Foi-se o tempo em que apenas as mudanças no clima, as pragas ou a expectativa de consumo determinavam o valor de uma saca de soja ou de café. Outro protagonista, totalmente estranho ao que acontece nas lavouras, tem exercido um poder cada vez maior na formação do preço dos produtos agrícolas — os fundos de investimentos instalados em escritórios de grandes cidades de todo o mundo. Nos últimos anos, esses fundos têm colocado cada vez mais dinheiro em bolsas que negociam contratos atrelados a commodities — e entre elas estão diversos produtos agrícolas importantes para as exportações brasileiras, como soja, açúcar, café e algodão.
Apenas os recursos aplicados pelos fundos especializados em mercados futuros romperam a casa dos 100 bilhões de dólares no ano passado.
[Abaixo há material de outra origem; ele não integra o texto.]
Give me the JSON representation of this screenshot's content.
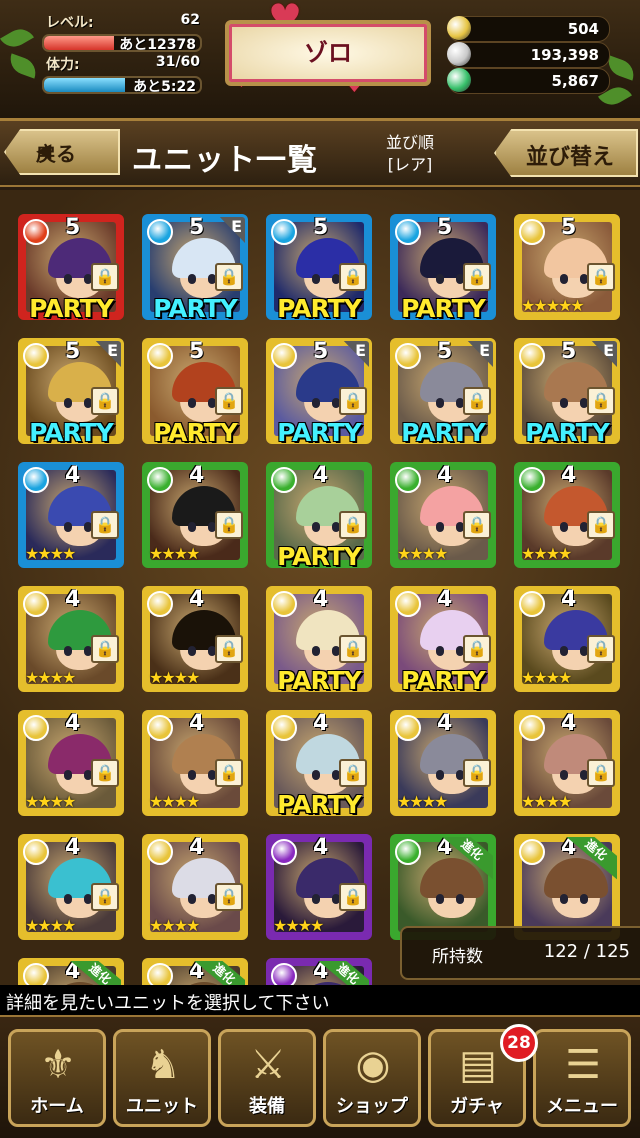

Até o terceiro trimestre, as aplicações já tinham somado 117,7 bilhões — um crescimento de 36% em relação a todo o ano de 2003. “Isso está provocando uma supervalorização de vários indicadores de commodities, que, por sua vez, atraem ainda mais investimentos, que levam a mais valorizações”, diz Michael McDougall, vice-presidente da mesa de operações para a América Latina da Fimat Futures em Nova York, uma das maiores corretoras de futuros do mundo, ligada ao grupo francês Société Générale. Esse mecanismo é exatamente aquele que costuma levar à formação de bolhas como a da internet, que estourou em 2000, e a de imóveis no Japão, nos anos 80. “Haverá um momento em que a realidade dominará a cena e a derrocada das commodities poderá ser tão drástica quanto as de outros investimentos considerados brilhantes”, diz McDougall. “Podemos estar assistindo à formação de uma nova bolha.”
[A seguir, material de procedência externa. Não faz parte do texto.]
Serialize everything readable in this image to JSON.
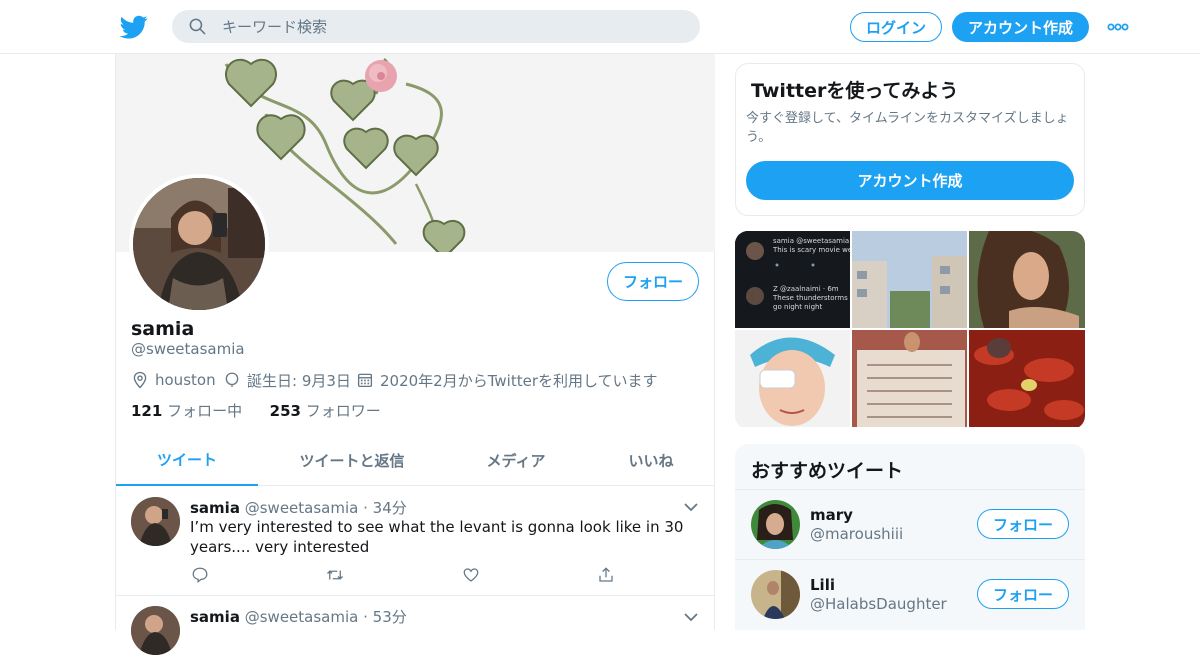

No mundo das commodities, os minérios e o petróleo sempre foram as estrelas. Mas, com as previsões de aumento de demanda por alimento nos próximos anos em mercados emergentes, como a China, os papéis de produtos agrícolas estão sendo cada vez mais procurados, bem como as ações de agroindústrias ou títulos ligados a índices que reúnem várias matérias-primas. No ano passado, por exemplo, a maior alta entre todas as commodities foi registrada pelo açúcar, que fechou o ano com uma elevação de 58,6%.
Os fundos intensificaram suas apostas nas bolsas de mercadorias e de futuros, sobretudo de quatro anos para cá, depois de perder dinheiro no estouro da bolha da internet e com os escândalos financeiros como o da Enron e da WorldCom. Diante da queda consistente do dólar e do gigantesco déficit americano, a maioria dos inves tidores não vê um cenário empolgante para os investimentos tradicionais, como títulos públicos ou câmbio.
Como aconteceu na bolha da internet, desta vez também há gente que defende que as commodities são um novo Eldorado financeiro. Surgiram nos últimos anos mais de 400 consultores especializados apenas em negociar contratos de commodities. Entre eles está o investidor americano Jim Rogers, ex-parceiro do mega-investidor George Soros. Sua aposta é que elas ainda vão subir muito. No livro Hot Commodities, recém-lançado nos Estados Unidos, Rogers ensina como gente comum pode investir em matérias-primas.
Essa euforia tem um efei to colateral imediato — a compra e a venda frenética de contratos futuros nas bolsas deixa as cotações das commodities muito mais instáveis. E o que ocorre nos pregões virtuais influencia a formação dos preços dos produtos no mundo real. “Os fundos são essenciais porque dão liquidez aos negócios e assumem riscos”, diz o economista Fabio Silveira, sócio-diretor da MSConsult Economia & Negócios, especializada em agronegócio. “Mas podem colocar ou tirar uma grande quantidade de recursos do setor num piscar de olhos, turbinando as altas e as baixas.”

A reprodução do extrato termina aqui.